La France a su créer les conditions idéales d’une pénurie de médecins alors que les besoins médicaux n’ont jamais été aussi hauts.

Par Kevan Saab.

imgscan contrepoints 2013-2503 numerus claususSi les pénuries de médecins et les délais d’attente ubuesques sont devenus au fil des années une réalité du quotidien pour les utilisateurs du système de santé français, ces désagréments apparaissent bien faibles au regard de ce qui se prépare. Comme nous allons le voir, la pénurie de praticiens n’est pas près de s’arranger.

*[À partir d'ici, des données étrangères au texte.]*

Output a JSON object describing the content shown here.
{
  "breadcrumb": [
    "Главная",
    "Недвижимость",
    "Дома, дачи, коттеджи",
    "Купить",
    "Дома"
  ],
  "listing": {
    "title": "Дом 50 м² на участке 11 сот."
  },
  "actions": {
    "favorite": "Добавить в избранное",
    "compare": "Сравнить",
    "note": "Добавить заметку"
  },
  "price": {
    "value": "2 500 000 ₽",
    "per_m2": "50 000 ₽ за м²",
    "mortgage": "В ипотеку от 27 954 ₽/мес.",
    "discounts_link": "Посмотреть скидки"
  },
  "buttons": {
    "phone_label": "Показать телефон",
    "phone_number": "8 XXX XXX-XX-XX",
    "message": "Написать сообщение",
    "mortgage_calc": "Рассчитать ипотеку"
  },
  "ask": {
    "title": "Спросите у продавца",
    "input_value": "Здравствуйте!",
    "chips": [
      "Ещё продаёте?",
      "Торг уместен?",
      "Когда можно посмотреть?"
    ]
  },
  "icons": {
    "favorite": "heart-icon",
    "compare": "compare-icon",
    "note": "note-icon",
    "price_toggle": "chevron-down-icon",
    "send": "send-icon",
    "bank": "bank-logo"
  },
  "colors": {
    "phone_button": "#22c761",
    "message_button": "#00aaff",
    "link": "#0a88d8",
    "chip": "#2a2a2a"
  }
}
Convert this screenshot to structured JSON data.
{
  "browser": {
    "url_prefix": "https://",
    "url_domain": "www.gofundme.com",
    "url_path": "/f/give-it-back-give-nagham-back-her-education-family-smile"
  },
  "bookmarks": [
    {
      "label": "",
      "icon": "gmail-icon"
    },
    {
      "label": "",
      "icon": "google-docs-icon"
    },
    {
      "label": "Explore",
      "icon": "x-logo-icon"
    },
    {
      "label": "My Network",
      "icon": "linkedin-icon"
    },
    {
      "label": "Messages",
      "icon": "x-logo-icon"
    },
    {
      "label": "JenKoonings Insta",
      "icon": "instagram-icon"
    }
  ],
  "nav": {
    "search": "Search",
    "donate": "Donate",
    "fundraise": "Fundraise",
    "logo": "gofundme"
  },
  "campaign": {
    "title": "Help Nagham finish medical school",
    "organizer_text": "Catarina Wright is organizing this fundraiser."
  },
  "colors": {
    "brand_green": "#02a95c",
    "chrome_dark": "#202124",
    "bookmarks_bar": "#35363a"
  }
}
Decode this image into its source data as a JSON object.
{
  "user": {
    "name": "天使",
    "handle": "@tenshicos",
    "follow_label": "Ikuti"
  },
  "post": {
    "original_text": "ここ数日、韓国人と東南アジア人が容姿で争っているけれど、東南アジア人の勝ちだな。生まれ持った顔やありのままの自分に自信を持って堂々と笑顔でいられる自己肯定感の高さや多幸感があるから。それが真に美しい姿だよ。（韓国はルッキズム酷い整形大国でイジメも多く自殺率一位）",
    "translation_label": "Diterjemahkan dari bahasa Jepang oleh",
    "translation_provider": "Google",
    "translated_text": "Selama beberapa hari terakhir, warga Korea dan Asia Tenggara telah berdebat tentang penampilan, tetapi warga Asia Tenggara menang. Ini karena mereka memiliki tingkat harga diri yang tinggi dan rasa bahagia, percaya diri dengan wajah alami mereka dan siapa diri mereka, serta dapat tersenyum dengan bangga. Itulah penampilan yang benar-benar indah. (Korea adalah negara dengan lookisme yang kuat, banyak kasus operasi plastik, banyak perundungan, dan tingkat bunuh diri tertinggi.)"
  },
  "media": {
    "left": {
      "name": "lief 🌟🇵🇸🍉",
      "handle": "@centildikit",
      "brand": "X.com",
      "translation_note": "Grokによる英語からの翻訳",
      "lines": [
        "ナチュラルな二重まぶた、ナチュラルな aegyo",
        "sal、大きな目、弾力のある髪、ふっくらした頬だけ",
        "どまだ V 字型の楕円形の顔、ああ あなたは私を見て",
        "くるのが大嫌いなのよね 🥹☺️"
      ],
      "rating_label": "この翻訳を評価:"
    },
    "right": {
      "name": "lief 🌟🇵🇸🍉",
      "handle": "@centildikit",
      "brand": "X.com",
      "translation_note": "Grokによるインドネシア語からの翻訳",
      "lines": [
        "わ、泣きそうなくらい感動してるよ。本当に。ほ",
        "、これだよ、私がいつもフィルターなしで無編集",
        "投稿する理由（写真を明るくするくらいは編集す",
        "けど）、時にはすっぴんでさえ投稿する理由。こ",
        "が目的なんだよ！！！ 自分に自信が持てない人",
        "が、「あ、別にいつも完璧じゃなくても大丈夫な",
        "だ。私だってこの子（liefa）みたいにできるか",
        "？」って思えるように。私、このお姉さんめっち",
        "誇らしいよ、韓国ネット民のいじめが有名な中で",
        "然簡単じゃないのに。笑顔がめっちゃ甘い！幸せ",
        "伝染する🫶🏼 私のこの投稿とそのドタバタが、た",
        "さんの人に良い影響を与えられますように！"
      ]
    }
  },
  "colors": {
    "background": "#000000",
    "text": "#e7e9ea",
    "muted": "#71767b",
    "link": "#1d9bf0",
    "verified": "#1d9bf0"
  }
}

En France, le nombre d’admis en deuxième année de médecine est contrôlé chaque année par le gouvernement grâce au système du numerus clausus. Ainsi, peu importe la note obtenue à l’examen, un étudiant en médecine ne pourra passer en 2ème année que s’il se classe parmi les 8.000 premiers (numerus clausus de 2012). Ce quota, appelé numerus clausus, est fixé chaque année de manière relativement arbitraire par les facultés sous la houlette du ministre de l’Enseignement supérieur. Au passage, les étudiants en médecine ne sont pas les seuls à y être confrontés puisque toutes les professions de santé réglementées y sont soumises (médecin, pharmacien, dentiste, sage-femme, infirmière, kiné, etc.). Et, comme le montre le graphique suivant, le quota annuel d’admissions a connu une franche baisse pendant 25 ans avant de commencer à remonter au début des années 2000 :

numerus clausus

Seulement voilà, comme le pointe très bien l’Institut de Recherche et Documentation en Économie de la Santé (IRDES), on ne peut pas maintenir un numerus clausus ridiculement bas sans provoquer de risque de pénurie, sans compter que d’une part la population française n’a pas cessé d’augmenter depuis et que d’autre part la proportion de senior a explosé (les séniors requérant plus de soins je le rappelle).

Pour faire simple, la demande à laquelle notre système de santé est soumis a bondi alors que l’offre de médecins fraîchement diplômés s’est effondrée comme le montre la courbe du nombre de diplômés en médecine en France.

Certes, il semblerait que les pouvoirs publics commencent à prendre conscience de la situation. En effet, on remarque une augmentation constante du numerus clausus entre 2001 et aujourd’hui. Augmentation qui nous ramène – tenez-vous bien – au niveau des années 70, alors que, comme nous l’avons vu plus haut, la population a augmenté mais aussi bien vieilli entre temps.

Allons donc voir chez nos voisins combien de médecins fraîchement diplômés sortent de leurs écoles et comment ces derniers s’apprêtent à faire face au défi du vieillissement de la population. L’OCDE mesure chaque année ce chiffre dont les résultats complets les plus récents pour tous les pays datent de 2007 :

diplômés médecine OCDE

Comme par hasard, la France se classe parmi les derniers avec 6 diplômés par tranche de 100.000 habitants quand la moyenne de l’OCDE est à 9,6, soit 60% de plus !

Pour n’arranger en rien la situation, une bonne partie des praticiens français sont désormais à quelques années de la retraite, l’âge moyen pour les praticiens en activité régulière s’établissant à 50 ans d’après le conseil national de l’Ordre des Médecins (Cnom). Dans ces conditions, les prévisions d’effectifs du Cnom sont tout bonnement alarmantes, malgré le fait que 27% des nouveaux inscrits à l’Ordre soient des médecins ayant été formés à l’étranger.

Une fois encore, grâce à un cocktail détonnant d’ignorance crasse, de corporatisme éhonté et de dirigisme sans borne, la France, par l’intermédiaire de son gouvernement, a su créer toute seule les conditions idéales d’une pénurie de médecins alors que les besoins médicaux n’ont jamais été aussi hauts.